Agreement between data-based and opinion-based predictions of biases affecting randomised trials within systematic reviews




Poster session 2 Thursday: Evidence synthesis - methods / improving conduct and reporting


Thursday 14 September 2017 - 12:30 to 14:00


All authors in correct order:

Rhodes K1, Turner R1, Savovic J2, Jones H2, Sterne J2, Higgins J2
1 MRC Biostatistics Unit, Cambridge, United Kingdom
2 University of Bristol, United Kingdom
Presenting author and contact person

Presenting author:

Kirsty Rhodes

Contact person:

Abstract text
Background: Trials within meta-analyses are often affected by varying amounts of internal bias caused by methodological flaws. By using external information on the likely effects of particular biases, trial results can be adjusted. Two proposed methods adjust trial results based on: (1) empirical evidence from published meta-analyses; or (2) expert opinion elicited specifically for each trial in the meta-analysis.

Objectives: Our aim is to investigate agreement between empirical data-based and opinion-based approaches to predicting the bias associated with flaws in each of four trial characteristics: sequence generation, allocation concealment, blinding and incomplete outcome data.

Methods: For each bias component in turn, we sampled 30 meta-analyses from a large collection of meta-analyses, the Risk of Bias in Evidence Synthesis (ROBES) study. A bias model was fitted to all meta-analyses within ROBES to obtain fitted values for the trial-specific biases within each sampled meta-analysis. We selected the pair of trials with the highest and lowest fitted bias values within each meta-analysis, and then asked assessors which trial within each pair was judged to be more biased on the basis of detailed trial design summaries.

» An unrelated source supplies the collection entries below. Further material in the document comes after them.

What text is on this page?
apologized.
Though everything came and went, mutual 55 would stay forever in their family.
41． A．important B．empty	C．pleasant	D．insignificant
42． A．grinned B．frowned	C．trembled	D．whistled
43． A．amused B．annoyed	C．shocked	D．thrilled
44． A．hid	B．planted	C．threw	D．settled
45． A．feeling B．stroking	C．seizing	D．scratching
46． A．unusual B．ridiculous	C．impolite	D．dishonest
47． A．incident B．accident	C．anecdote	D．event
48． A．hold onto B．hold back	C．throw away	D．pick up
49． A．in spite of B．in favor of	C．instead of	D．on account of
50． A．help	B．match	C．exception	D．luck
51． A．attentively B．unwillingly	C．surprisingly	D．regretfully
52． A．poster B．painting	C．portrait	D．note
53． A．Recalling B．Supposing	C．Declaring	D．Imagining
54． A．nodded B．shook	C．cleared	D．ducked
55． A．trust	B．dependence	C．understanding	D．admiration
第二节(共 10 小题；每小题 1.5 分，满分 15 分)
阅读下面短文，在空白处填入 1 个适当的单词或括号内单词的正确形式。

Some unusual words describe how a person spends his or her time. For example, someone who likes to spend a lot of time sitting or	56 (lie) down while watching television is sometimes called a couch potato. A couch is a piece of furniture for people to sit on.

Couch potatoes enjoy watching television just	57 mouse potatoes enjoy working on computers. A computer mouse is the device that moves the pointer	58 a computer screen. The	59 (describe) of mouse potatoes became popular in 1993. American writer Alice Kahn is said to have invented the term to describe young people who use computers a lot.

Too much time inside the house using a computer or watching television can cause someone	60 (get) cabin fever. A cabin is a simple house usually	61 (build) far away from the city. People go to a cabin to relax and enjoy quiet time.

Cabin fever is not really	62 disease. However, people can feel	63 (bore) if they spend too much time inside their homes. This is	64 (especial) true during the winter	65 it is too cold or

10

Results: Assessors chose trial pairs to be equally biased in 68% of trial rankings. Of the assessor opinions that judged one trial as more biased, the proportion that agreed with the ranking based on data-based fitted biases was highest for allocation concealment (79%) and blinding (79%) and lower for sequence generation (59%) and incomplete outcome data (56%).

Conclusions: We expect that incorporating opinion on bias may not reduce uncertainty much, compared with using data-based evidence alone, given that experts chose 'equally biased' for the majority of trial rankings. However, combining data-based evidence on bias with opinion would be useful when data-based evidence is sparse.